Hoje sepultei minha mulher. Enterrei debaixo da sequóia que ela mesma plantou, há cinqüenta anos. A chuva havia passado e o céu estava estranhamente verde. As nuvens tinham dezenas de tons em verdes e corriam rápidas - era o vento forte daquela tarde. Ante ao corpo que havia enrolado num lençol de linho estava eu, com uma pá na mão, o verde vento que fazia uma prece e Abril, um cachorro de 15 anos de idade, que chorava. Não havia mais ninguém naquele lugar. Lembrei-me daquela noite em que minha mulher acordou assustada e fez este pedido: quero ser enterrada debaixo da sequóia que eu trouxe da África, assim poderei olhar sempre para a janela do nosso quarto. Voltou a dormir e me deixou cismado com os olhos pregados no teto do quarto.
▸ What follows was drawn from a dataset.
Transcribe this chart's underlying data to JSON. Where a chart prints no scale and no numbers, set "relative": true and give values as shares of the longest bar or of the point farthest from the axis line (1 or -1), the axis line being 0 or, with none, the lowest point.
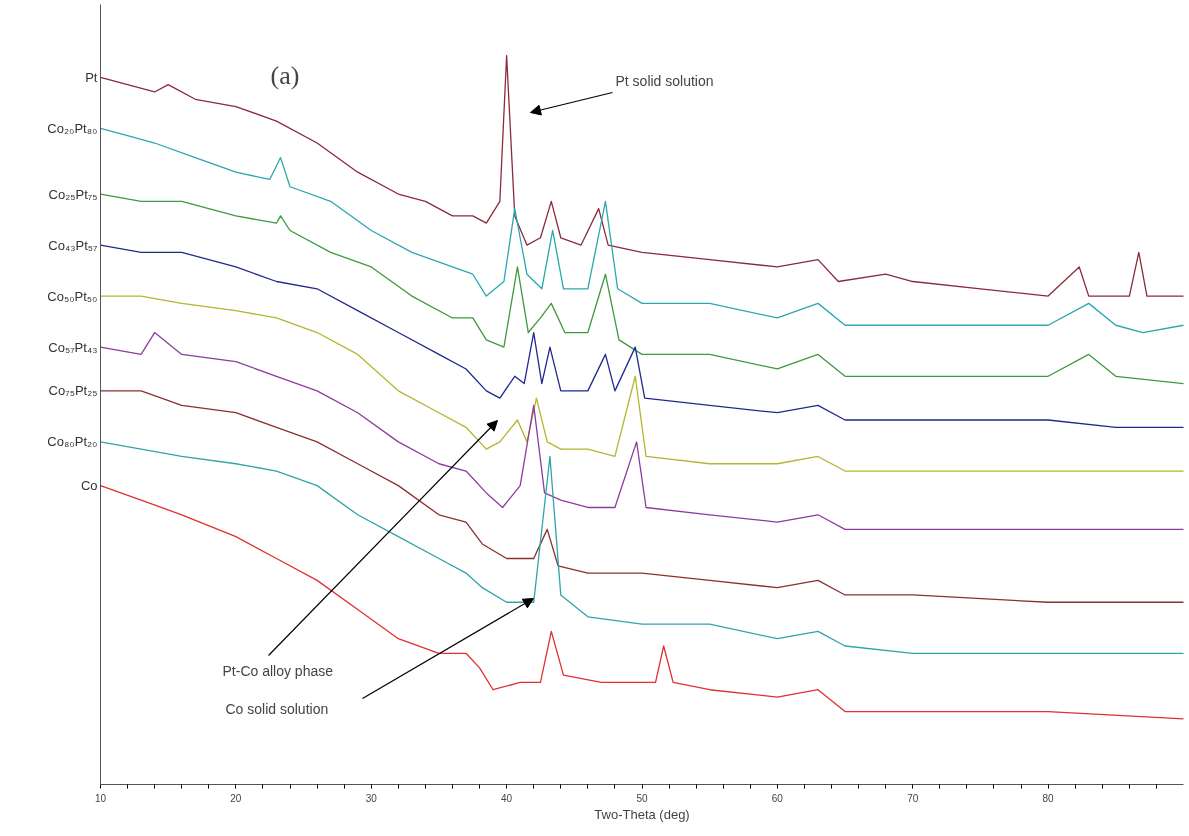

Voltei para casa embriagado pela adrenalina, foi um momento único em minha vida. Não sei se estou triste ou feliz! Talvez ambos. Triste porque enterrei minha amada numa tarde de inverno e dor. Pelo caminho entre o arvoredo, percebi algo que me fez mudar de atitude ante as coisas do mundo, inclusive minha própria existência. Não saberei explicar o que se passou naqueles minutos ao longo da caminhada. Foi como se um oceano de líquidos, que minha mente jamais havia produzido, surgisse junto, me abrindo portas e ampliando a minha percepção, profundamente.Talvez a despedida de minha mulher naquela tarde única... Melhor, talvez as nossas vidas, até aquele momento, fossem apenas o prelúdio para uma outra existência.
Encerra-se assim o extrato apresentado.